Infection Technique
In order to infect potential targets, the hackers take a Trojan approach. They download all sorts of random apps from the Google Play Store, and then infect them with their malicious code before re-uploading the alternate versions of the original apps. Unaware users then download these apps, thinking they are getting the original version. Once the altered app is installed on the smartphone, the virus then spreads through the device and takes control of vital services. Since the rest of the app functions as normal, users aren't even aware that they have downloaded harmful code onto their systems.

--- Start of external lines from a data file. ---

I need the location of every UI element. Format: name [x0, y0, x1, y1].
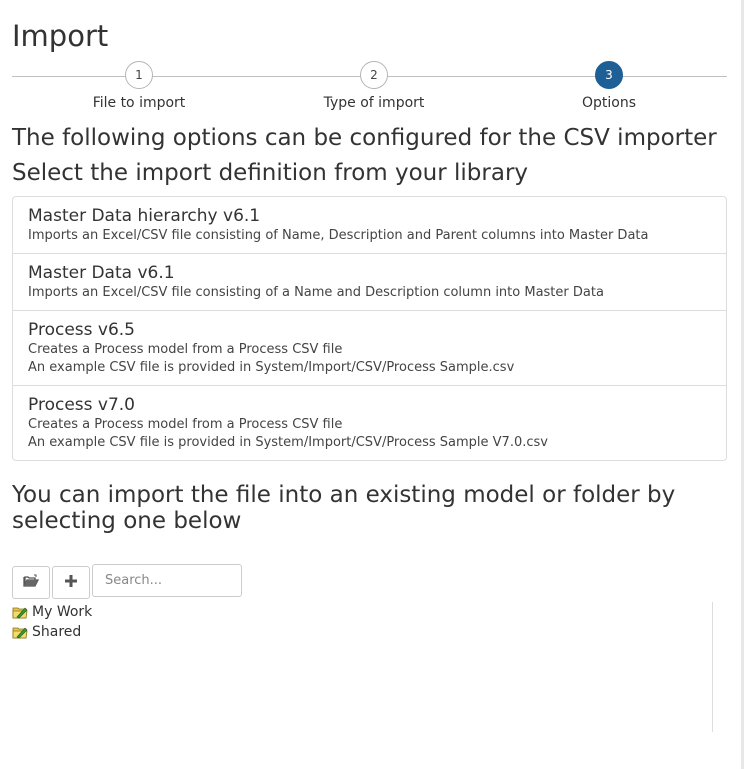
step-number: 2 [360, 61, 388, 89]
options-heading: The following options can be configured … [12, 125, 717, 151]
step-number: 1 [125, 61, 153, 89]
definition-name: Process v7.0 [28, 395, 135, 415]
folder-edit-icon [12, 625, 28, 639]
step-label: File to import [92, 95, 186, 111]
definition-name: Master Data hierarchy v6.1 [28, 206, 261, 226]
tree-node-my-work[interactable]: My Work [12, 602, 712, 622]
definition-item[interactable]: Process v6.5 Creates a Process model fro… [13, 310, 726, 385]
step-number: 3 [595, 61, 623, 89]
step-label: Type of import [323, 95, 425, 111]
add-button[interactable] [52, 566, 90, 599]
definition-item[interactable]: Master Data hierarchy v6.1 Imports an Ex… [13, 197, 726, 253]
tree-toolbar [12, 564, 727, 599]
page-title: Import [12, 19, 109, 53]
definition-description: Imports an Excel/CSV file consisting of … [28, 285, 604, 300]
open-folder-icon [23, 572, 40, 593]
library-heading: Select the import definition from your l… [12, 160, 529, 186]
step-options[interactable]: 3 Options [529, 61, 689, 111]
definition-description: Creates a Process model from a Process C… [28, 342, 343, 357]
tree-node-label: My Work [32, 604, 93, 620]
definition-description: Imports an Excel/CSV file consisting of … [28, 228, 649, 243]
model-folder-tree: My Work Shared [12, 602, 713, 732]
tree-scrollbar[interactable] [712, 602, 713, 732]
definition-item[interactable]: Master Data v6.1 Imports an Excel/CSV fi… [13, 253, 726, 310]
definition-description: An example CSV file is provided in Syste… [28, 360, 515, 375]
tree-node-label: Shared [32, 624, 82, 640]
folder-edit-icon [12, 605, 28, 619]
import-stepper: 1 File to import 2 Type of import 3 Opti… [12, 59, 727, 119]
open-folder-button[interactable] [12, 566, 50, 599]
plus-icon [64, 572, 78, 593]
target-heading: You can import the file into an existing… [12, 482, 676, 534]
definition-name: Process v6.5 [28, 320, 135, 340]
step-label: Options [581, 95, 637, 111]
definition-description: Creates a Process model from a Process C… [28, 417, 343, 432]
step-file-to-import[interactable]: 1 File to import [59, 61, 219, 111]
import-page: Import 1 File to import 2 Type of import… [0, 0, 744, 769]
search-input[interactable] [92, 564, 242, 597]
definition-item[interactable]: Process v7.0 Creates a Process model fro… [13, 385, 726, 460]
step-type-of-import[interactable]: 2 Type of import [294, 61, 454, 111]
definition-name: Master Data v6.1 [28, 263, 175, 283]
import-definition-list: Master Data hierarchy v6.1 Imports an Ex… [12, 196, 727, 461]
definition-description: An example CSV file is provided in Syste… [28, 435, 548, 450]
tree-node-shared[interactable]: Shared [12, 622, 712, 642]
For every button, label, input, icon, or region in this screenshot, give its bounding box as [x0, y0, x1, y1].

Stealing Through Subscriptions
Once the malware is in control of your system, it then signs you up for various expensive subscription services in order to steal your money. They intercept the security codes directly from the text messages and then delete them, so you have no idea of what is happening. At the same time, they also try to steal the banking credentials stored on your device, so they can directly drain your account without your knowledge.
Affected Devices and Apps
This type of malware was first noticed back in 2020. Since then, it has been found in over 190 apps present on the Play Store. According to estimates, over 4.8 million people have downloaded these infected apps and may have been exposed to malware as a result.
Some of the apps that were definitely altered and replaced were:
Pony Camera
Live Wallpaper&Themes Launcher
Action Launcher & Wallpapers
Color Call
Good Launcher
Mondy Widgets
Funcalls-Voice Changer
Eva Launcher
Newlook Launcher
Pixel Screen Wallpaper
Solutions
Users are advised to avoid these apps and take greater care when downloading anything from the Play Store. A good practice is to thoroughly check the reviews of any given app before you download it. If you are still not sure, then we suggest getting a paid subscription for one of the more secure anti-virus apps that offer malware tracking as a feature.